東京ゲームショウ2024でみつけたエンタメxAI技術、前回のスイス発・感情リストバンドとクラウド分析「OVOMIND」に引き続き紹介するのは中国のモーションキャプチャーの機材メーカー「NOKOV」(ノコフ)です。
東京ゲームショウ2024「AIテクノロジーパビリオン」というゾーンでは、AI技術に注目したソリューションをもつ技術企業が数社か出展していました。AI技術が未来のゲームや映像制作を変えていくのかが注目を集めています。
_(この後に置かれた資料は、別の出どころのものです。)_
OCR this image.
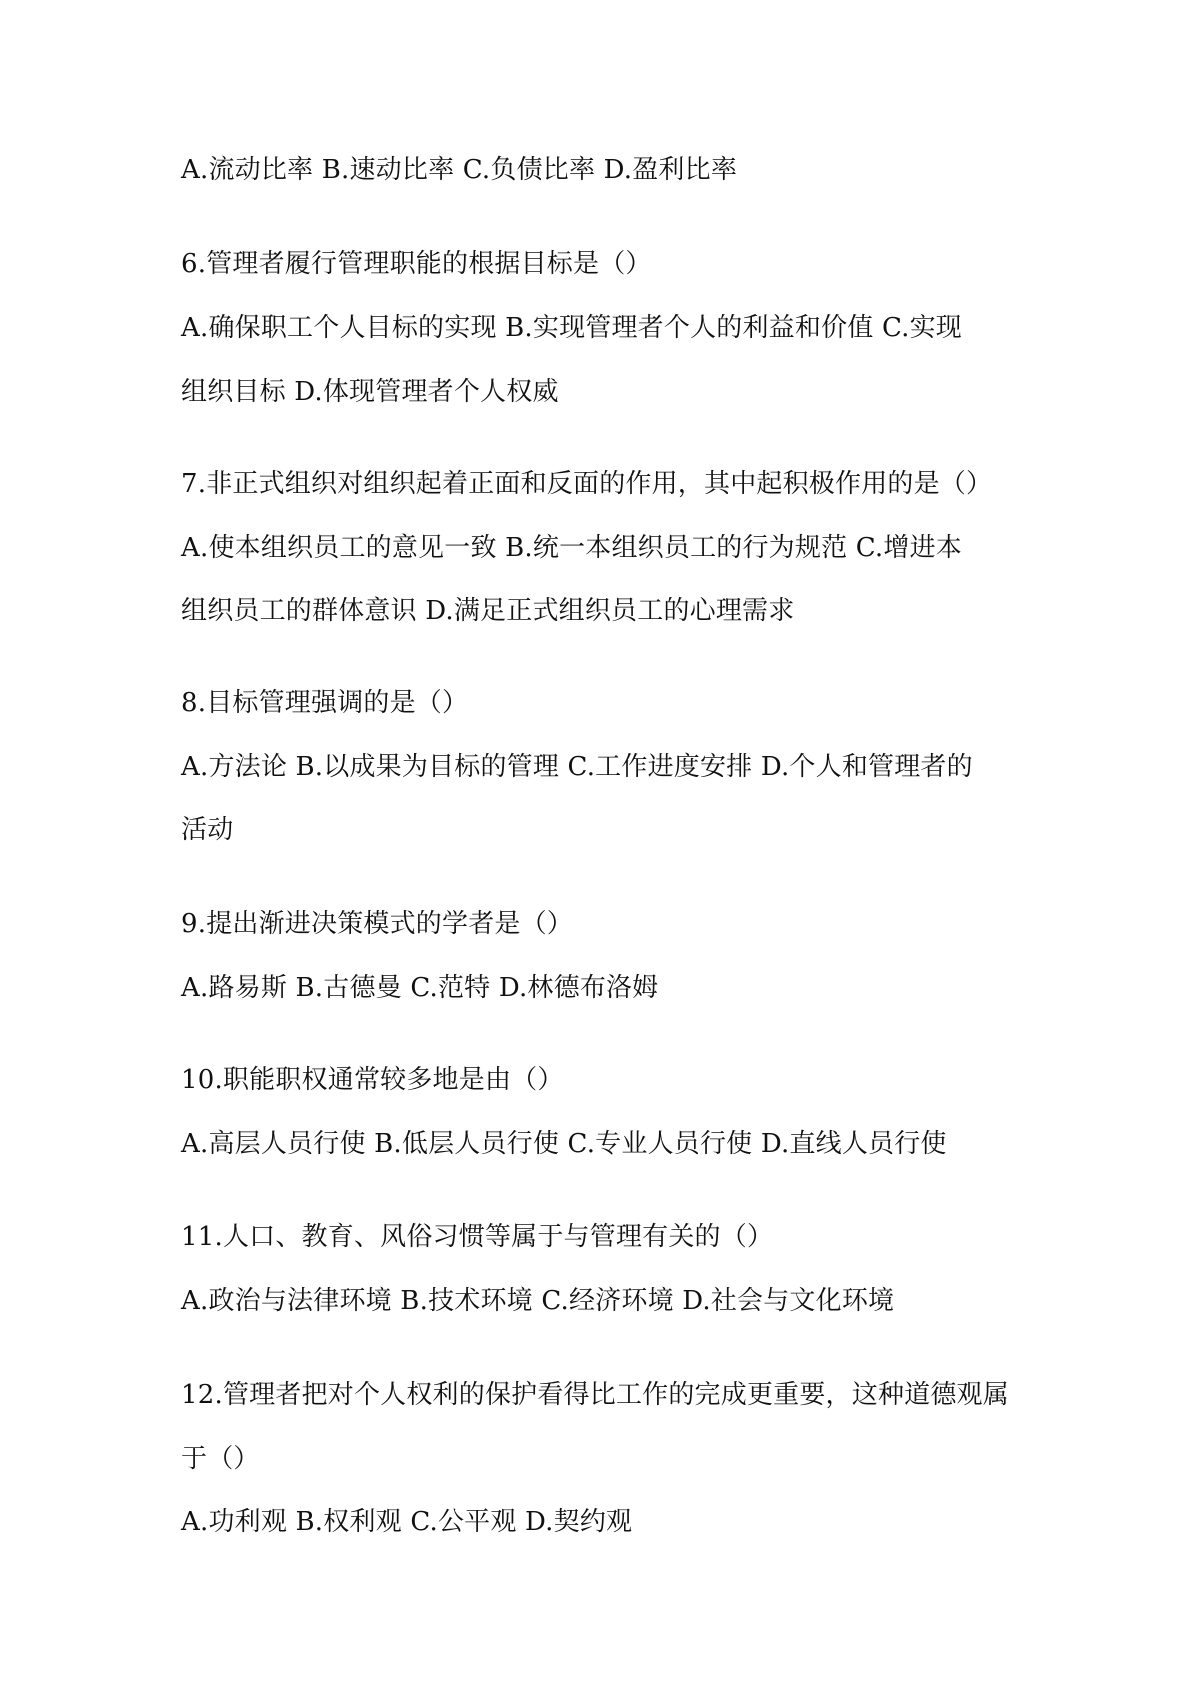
A.流动比率 B.速动比率 C.负债比率 D.盈利比率
6.管理者履行管理职能的根据目标是（）
A.确保职工个人目标的实现 B.实现管理者个人的利益和价值 C.实现
组织目标 D.体现管理者个人权威
7.非正式组织对组织起着正面和反面的作用，其中起积极作用的是（）
A.使本组织员工的意见一致 B.统一本组织员工的行为规范 C.增进本
组织员工的群体意识 D.满足正式组织员工的心理需求
8.目标管理强调的是（）
A.方法论 B.以成果为目标的管理 C.工作进度安排 D.个人和管理者的
活动
9.提出渐进决策模式的学者是（）
A.路易斯 B.古德曼 C.范特 D.林德布洛姆
10.职能职权通常较多地是由（）
A.高层人员行使 B.低层人员行使 C.专业人员行使 D.直线人员行使
11.人口、教育、风俗习惯等属于与管理有关的（）
A.政治与法律环境 B.技术环境 C.经济环境 D.社会与文化环境
12.管理者把对个人权利的保护看得比工作的完成更重要，这种道德观属
于（）
A.功利观 B.权利观 C.公平观 D.契约观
30年以上前から製品化が続けられているプロ向けのモーションキャプチャー分野ですが、ちょっと新しいアプローチで興味深い特に印象に残ったのが、中国のモーションキャプチャー機材メーカー「NOKOV」です。
「融合型」モーションキャプチャー技術
NOKOVは、中国の北京・上海・深セン市を拠点とする企業で、今回の展示で披露されたのは、彼らの「融合型」ともいえるモーションキャプチャーシステムです。特筆すべきは、上に8台、前後に3台ずつ配置されたカメラのシステムで、体全体の動きに加えて、手に持たれた剣の動きも正確にキャプチャーできるという点です。上の8台のカメラは赤外線マーカー技術が使用されており、正面の3台のカメラにはRGBカメラによってリアルタイム処理されています。
注目すべきは、このアクター(剣を持ったおじさん)にはマーカーが付いていないという点です。
★見えないけれど、足にマーカーが付いているのかもしれません(確認中)
ビジョンベースとマーカーベースの融合技術
興味深かったのは、NOKOVがビジョンベースとマーカーベースの両技術を採用している点です。ビジョンベースではカメラの映像解析で動きを捉え、マーカーベースでは人体に装着したマーカーを使って細かな動きを精密に計測します。この組み合わせにより、映像制作においてより多彩な表現が可能になっているのです。
一般の方には「これのどこがAI技術なの?」と、わからない可能性がありますが、これはまさにAI技術の融合ですね。
コンピュータビジョンによる姿勢推定はさまざまなアルゴリズムが提案されていますが、モーションキャプチャーの拘束な多点マーカー技術とビジョンベースのRGBカメラによる融合型のソリューションは、以下のような利点があります。
・特別なモーションキャプチャースーツを着なくてもいい
・オクルージョン(隠れ)や多人数に強い
・高価なカメラを増やさずに拡張できる
などなど…
Unreal Engine や Unity との連携
NOKOVのシステムは、業界でも人気の高い「Unreal Engine」や「Unity」と完全に連携しており、リアルタイムでの動作キャプチャーや、録画機能を活用しての編集作業が可能です。これにより、キャラクターの動きがより滑らかに再現され、映像やゲームの世界にリアリティが加わります。
多言語対応のユーザーインターフェース
さらに、ユーザーインターフェースは中国語が標準となっていますが、日本語を含む他言語にも対応しているため、日本のクリエイターにも使いやすい環境を構築できる可能性があります。
東京ゲームショウ2024で発見した「NOKOV」は、今後のエンタメ業界を大きく変える可能性を秘めています。AI技術と組み合わせたモーションキャプチャーの進化は、ゲームや映画、さらには新たな表現の可能性を広げるツールとして、これからの未来に期待が高まりますね!